Notice that, while an artifact may be designed for a specific purpose, this purpose can only be achieved under specific circumstances. To account for this context-dependence, [65, 70] enrich the lexical semantics of words denoting artifacts (the telic role specifically) by introducing the notion of an object’s habitat, which encodes these circumstances. For example, an object, x, within the appropriate habitat (or context) \(\mathcal {C}\), performing the action \(\pi \) will result in the intended or desired resulting state, \(\mathcal {R}\), i.e., \(\mathcal {C} \rightarrow [\pi ]\mathcal {R}\). That is, if the habitat \(\mathcal {C}\) (a set of contextual factors) is satisfied, then every time the activity of \(\pi \) is performed, the resulting state \(\mathcal {R}\) will occur. It is necessary to specify the precondition context \(\mathcal {C}\), since this enables the local modality to be satisfied. An illustration of what the resulting knowledge structure for the habitat of a chair is shown in the QS entry below.

figure k

The habitat for an object is built by first placing it within an embedding space and then contextualizing it. For example, in order to use a table, the top has to be oriented upward, the surface must be accessible, and so on. A chair must also be oriented up, the seat must be free and accessible, it must be able to support the user, etc., [21, 23].

The notion of habitat described above and the attached behaviors that are associated with an object are further developed in [69], where an explicit connection to Gibson’s ecological psychology is made [29], along with a direct encoding of the affordance structure for the object [28]. The affordance structure available to an agent, when presented with an object, is the set of actions that can be performed with it. We refer to these as gibsonian affordances, and they include “grasp", “move", “hold", “turn", etc. This is to distinguish them from more goal-directed, intentionally situated activities, what we call telic affordances.

Extending this notion, we define a habitat as a representation of an object situated within a simulation, a partial minimal model [8, 40, 43]; in this sense, it is a directed enhancement of the qualia structure. Multi-dimensional affordances determine how habitats are deployed and how they modify or augment the context, and compositional operations include procedural (simulation) and operational (selection, specification, refinement) knowledge.

The language used to construct this simulation is called VoxML (Visual Object Concept Modeling Language) [69]. VoxML is a modeling language for constructing 3D visualizations of concepts denoted by natural language expressions, and is being used as the platform for creating multimodal semantic simulations in the context of human-computer and human-robot communication [44]. It adopts the basic semantic typing for objects and properties from Generative Lexicon and the dynamic interpretation of event structure developed in [72], along with a continuation-based dynamic interpretation for both sentence and discourse composition [5, 6, 22].

VoxML forms the scaffolding we use to encode knowledge about objects, events, attributes, and functions by linking lexemes to their visual instantiations, termed the “visual object concept" or voxeme.
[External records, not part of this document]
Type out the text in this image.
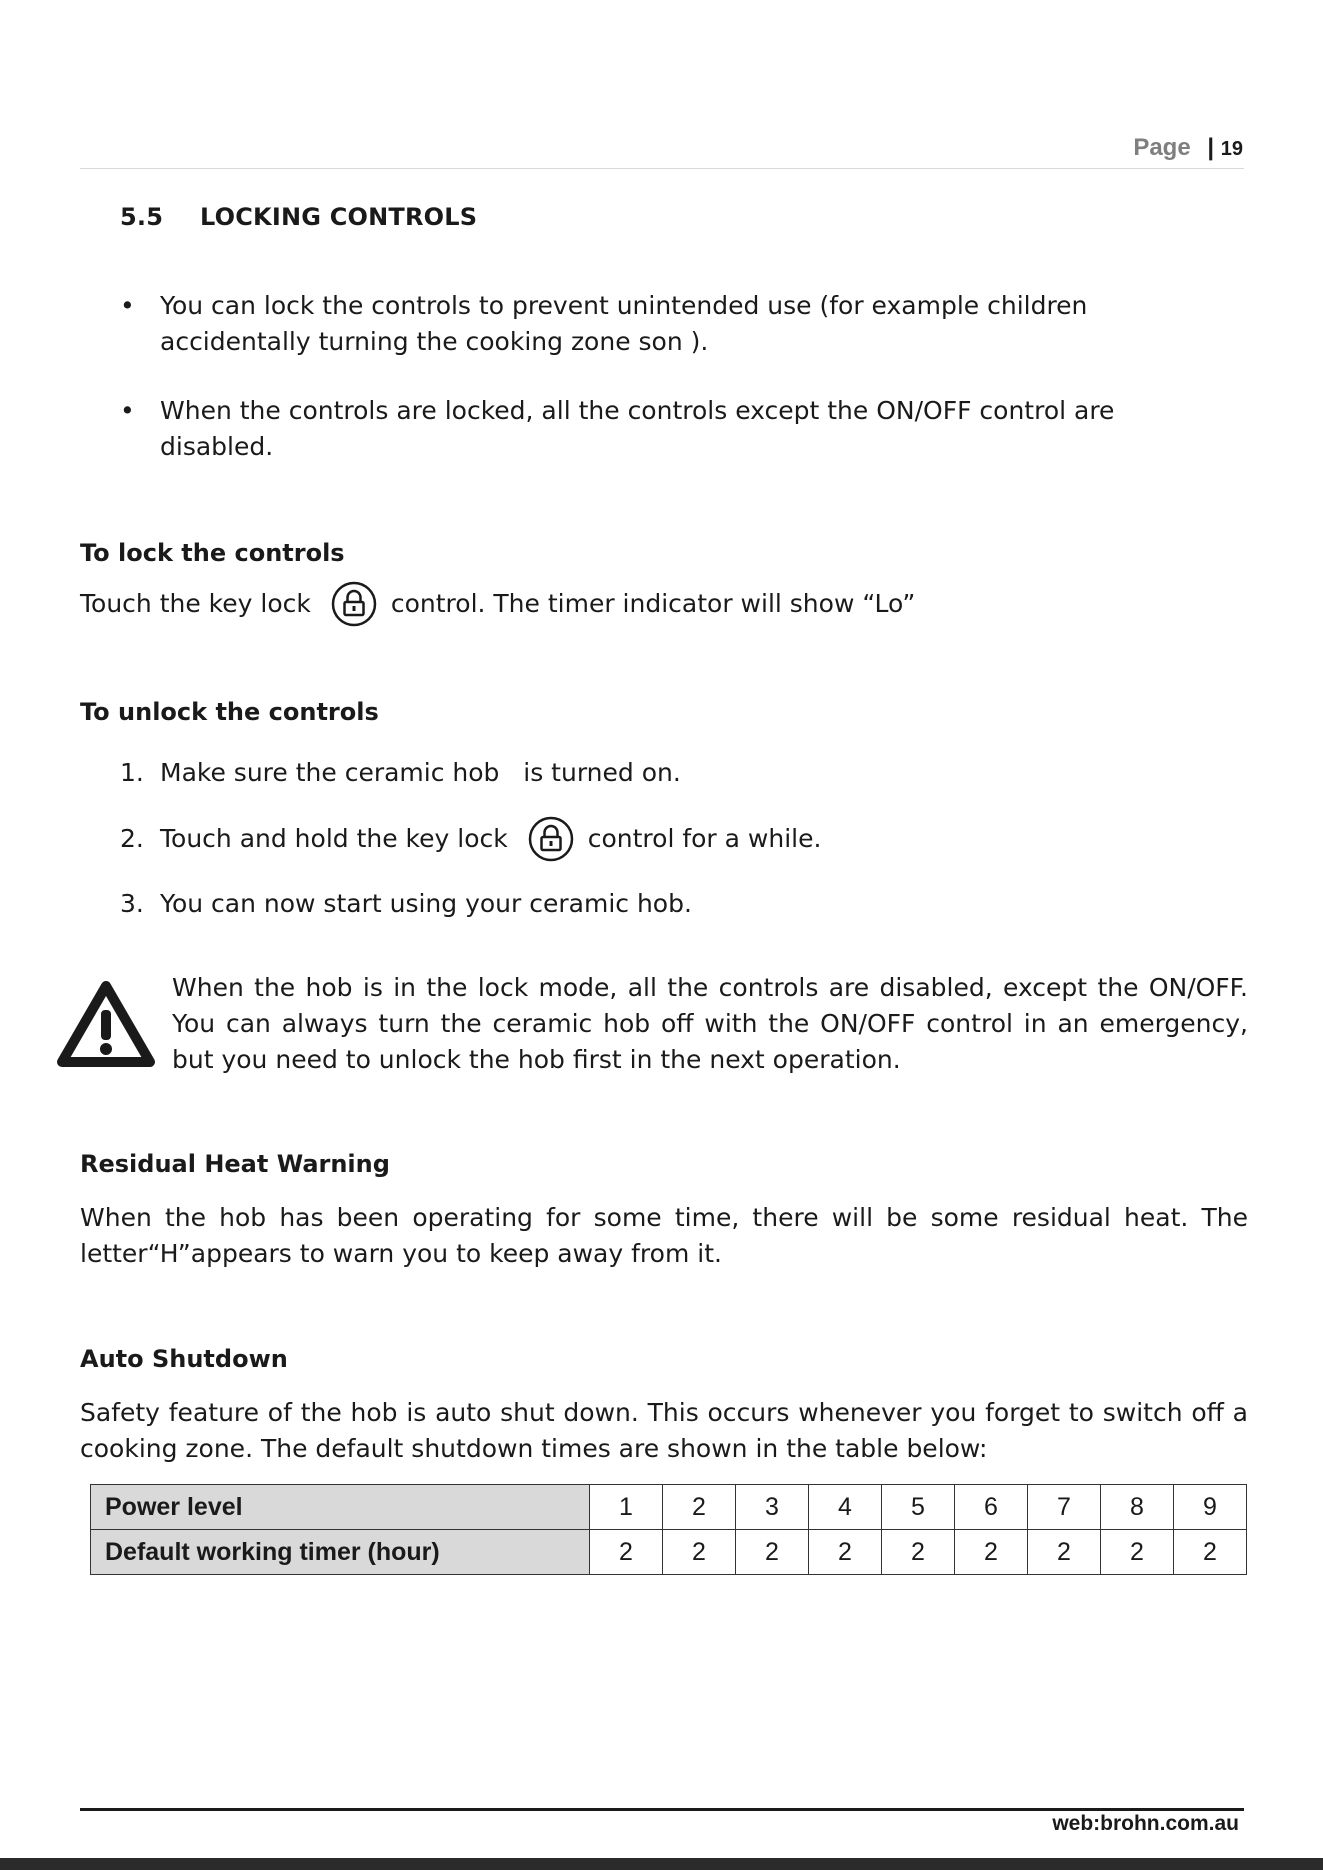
Page | 19
5.5 LOCKING CONTROLS
• You can lock the controls to prevent unintended use (for example children accidentally turning the cooking zone son ).
• When the controls are locked, all the controls except the ON/OFF control are disabled.
To lock the controls
Touch the key lock	control. The timer indicator will show “Lo”
To unlock the controls
1. Make sure the ceramic hob   is turned on.
2. Touch and hold the key lock	control for a while.
3. You can now start using your ceramic hob.
When the hob is in the lock mode, all the controls are disabled, except the ON/OFF. You can always turn the ceramic hob off with the ON/OFF control in an emergency, but you need to unlock the hob first in the next operation.
Residual Heat Warning
When the hob has been operating for some time, there will be some residual heat. The letter“H”appears to warn you to keep away from it.
Auto Shutdown
Safety feature of the hob is auto shut down. This occurs whenever you forget to switch off a cooking zone. The default shutdown times are shown in the table below:
Power level	1	2	3	4	5	6	7	8	9
Default working timer (hour)	2	2	2	2	2	2	2	2	2
web:brohn.com.au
Entities modeled in VoxML can be objects, programs, or logical types. Objects are logical constants; programs are n-ary predicates that can take objects or other evaluated predicates as arguments; logical types can be divided into atributes, relations, and functions, all predicates which take objects as arguments. Attributes and relations evaluate to states, and functions evaluate to geometric regions. These entities can then compose into visualizations of natural language concepts and expressions. For example, the attributes associated with objects such as cup, chair, and block, include the following:

Lex

Object’s lexical information

Type

Object’s geometrical typing

Habitat

Object’s habitat for actions

Afford_Str

Object’s affordance structure

Embodiment

Object’s agent-relative embodiment

The Lex attribute contains the subcomponents Pred, the predicate lexeme denoting the object, and Type, the object’s type according to Generative Lexicon.

Voxemes representing humans or IVAs are lexically typed as agents, but artificial agents, due to their embodiments, ultimately inherit from physical objects and so fall under objects in the taxonomy. In parallel to a lexicon, a collection of voxemes is termed a voxicon. There is no requirement on a voxicon to have a one-to-one correspondence between its voxemes and the lexemes in the associated lexicon, which often results in a many-to-many correspondence. That is, the lexeme plate may be visualized as a [[square plate]]Footnote 1, a [[round plate]], or other voxemes, and those voxemes in turn may be linked to other lexemes such as dish or saucer. Each voxeme is linked to either an object geometry, a program in a dynamic semantics, an attribute set, or a transformation algorithm, which are all structures easily exploitable in a rendered simulation platform.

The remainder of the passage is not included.